Все поспешно пошли из передней вслед за вытолкнутым уставщиком. Пошел и Набатов, крепко стиснув зубы и стараясь спрятать от Чижова свои сжатые кулаки.
Пробило уже десять часов, когда мастеровые вышли от Чижова и разошлись по домам, порешив спать до утра.
— Ведь не станет же он нас всех драть, — рассудили они. — Сегодня он сердит, а завтра ведь уходится же его сердце.
XV
«Злодей! — думал Набатов, сердито шагая к своему дому. — Попадешься ты мне в темную ночь в каком переулке».
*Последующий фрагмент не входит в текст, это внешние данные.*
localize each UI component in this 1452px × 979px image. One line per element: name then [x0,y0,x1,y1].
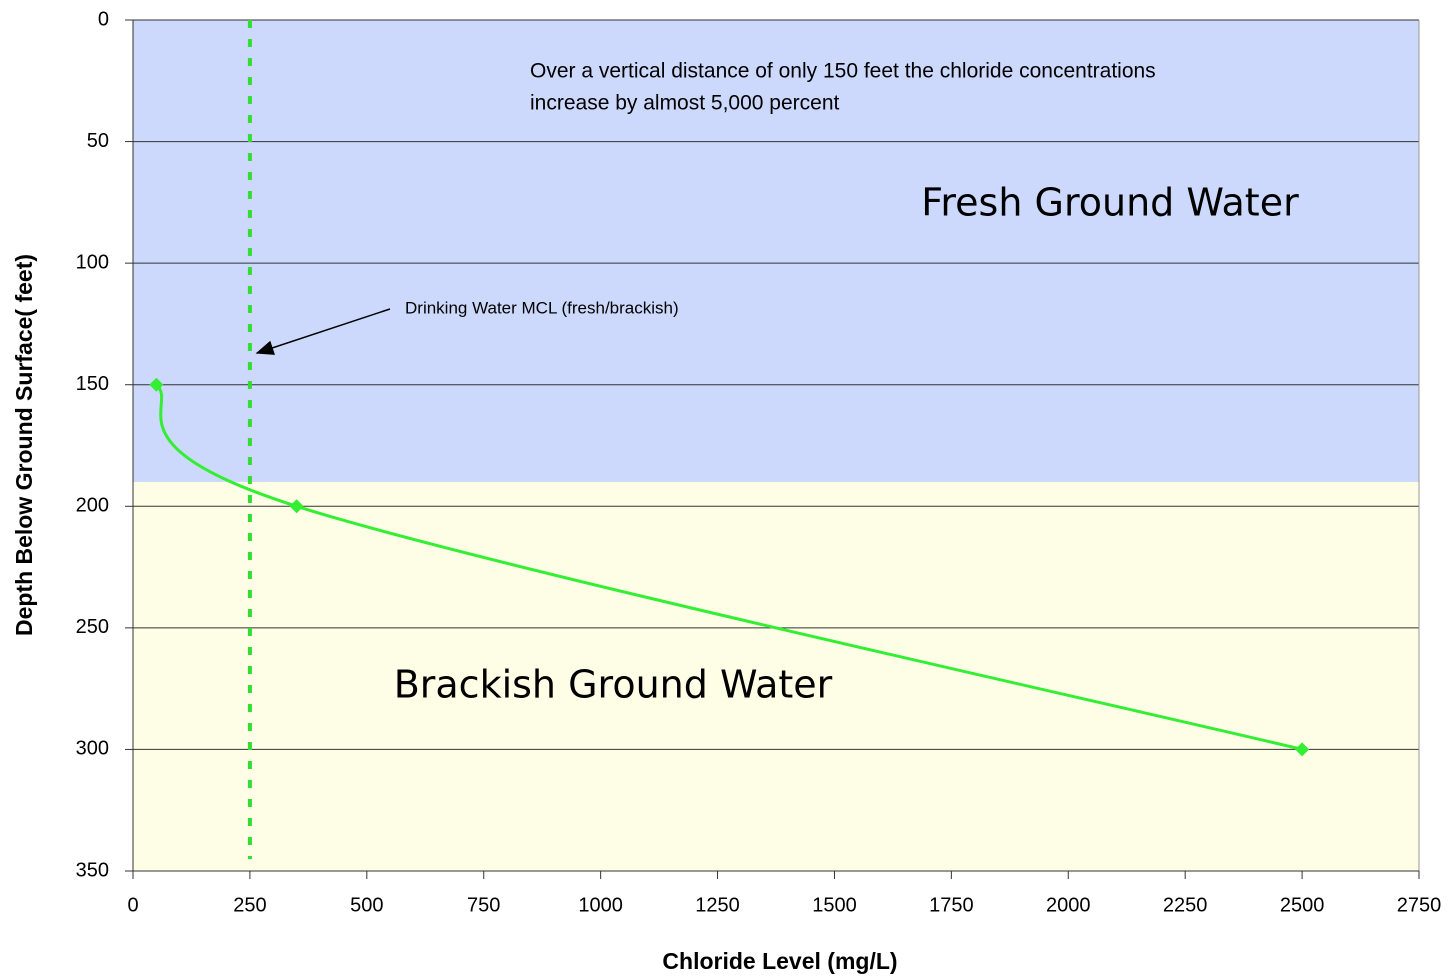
y-axis-title: Depth Below Ground Surface( feet) [11,254,37,636]
annotation-line: increase by almost 5,000 percent [530,92,840,115]
x-tick-label: 1000 [578,894,623,916]
y-tick-label: 50 [87,130,109,152]
y-tick-label: 200 [76,495,109,517]
y-tick-label: 350 [76,859,109,881]
y-tick-label: 150 [76,373,109,395]
x-tick-label: 1250 [695,894,740,916]
x-tick-label: 0 [127,894,138,916]
annotation-line: Over a vertical distance of only 150 fee… [530,60,1156,83]
annotation-arrow [255,308,391,355]
region-label: Fresh Ground Water [921,181,1299,225]
x-tick-label: 750 [467,894,500,916]
y-tick-label: 100 [76,251,109,273]
y-tick-label: 0 [98,8,109,30]
x-tick-label: 500 [350,894,383,916]
data-point [1295,742,1310,757]
y-tick-label: 250 [76,616,109,638]
x-tick-label: 2000 [1046,894,1091,916]
region [133,481,1419,871]
reference-label: Drinking Water MCL (fresh/brackish) [405,298,679,317]
y-tick-label: 300 [76,738,109,760]
x-tick-label: 2250 [1163,894,1208,916]
data-point [149,377,164,392]
x-tick-label: 250 [233,894,266,916]
x-tick-label: 1500 [812,894,857,916]
x-tick-label: 2750 [1397,894,1442,916]
region [133,20,1419,482]
x-tick-label: 2500 [1280,894,1325,916]
series-line [155,383,1303,751]
x-tick-label: 1750 [929,894,974,916]
x-axis-title: Chloride Level (mg/L) [662,948,897,974]
region-label: Brackish Ground Water [394,663,833,707]
data-point [289,499,304,514]
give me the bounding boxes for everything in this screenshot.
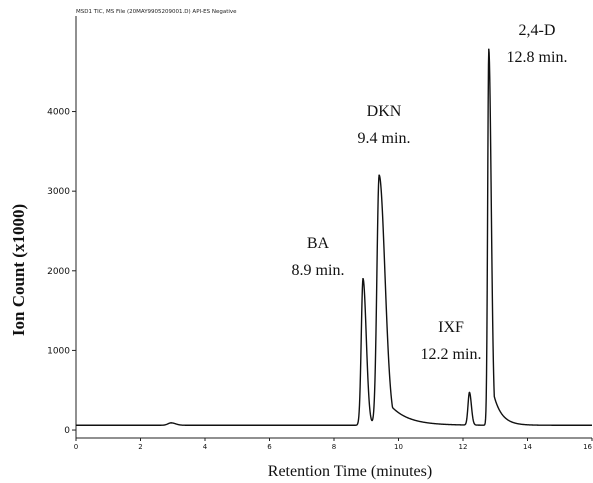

Упреки эти относились к Чижову, на которого Набатов перенес свою злобу во время болезни Наташки. Вид ее страданий, которых единственною причиною Набатов считал Чижова, забыв, что сам он своей жестокостью много увеличил их, постоянно поддерживал и разжигал в нем упорную ненависть. С сердцем, полным злобы, весь погруженный в свои мрачные думы, подходил Набатов к своему дому и вздрогнул всем телом, когда увидел, что у ворот его дома кто-то стоял, прислонившись к ним. Скоро он разглядел, что это был Гриша, и сплюнул в сторону.
— Что, дядя, робить? — спросил его Гриша.
— Нет, уволил, — процедил Набатов и, войдя в ограду, сел на нижней ступеньке лестницы.
— Так я ино домой пойду? — сказал Гриша, все стоявший у ворот.
— Зайди, побаем, — пригласил его Набатов.
Гриша вошел и сел рядом с дядей. Несколько минут они оба молчали.
— Что за приказ такой вышел? — спросил Гриша. — Как этого прежде не было?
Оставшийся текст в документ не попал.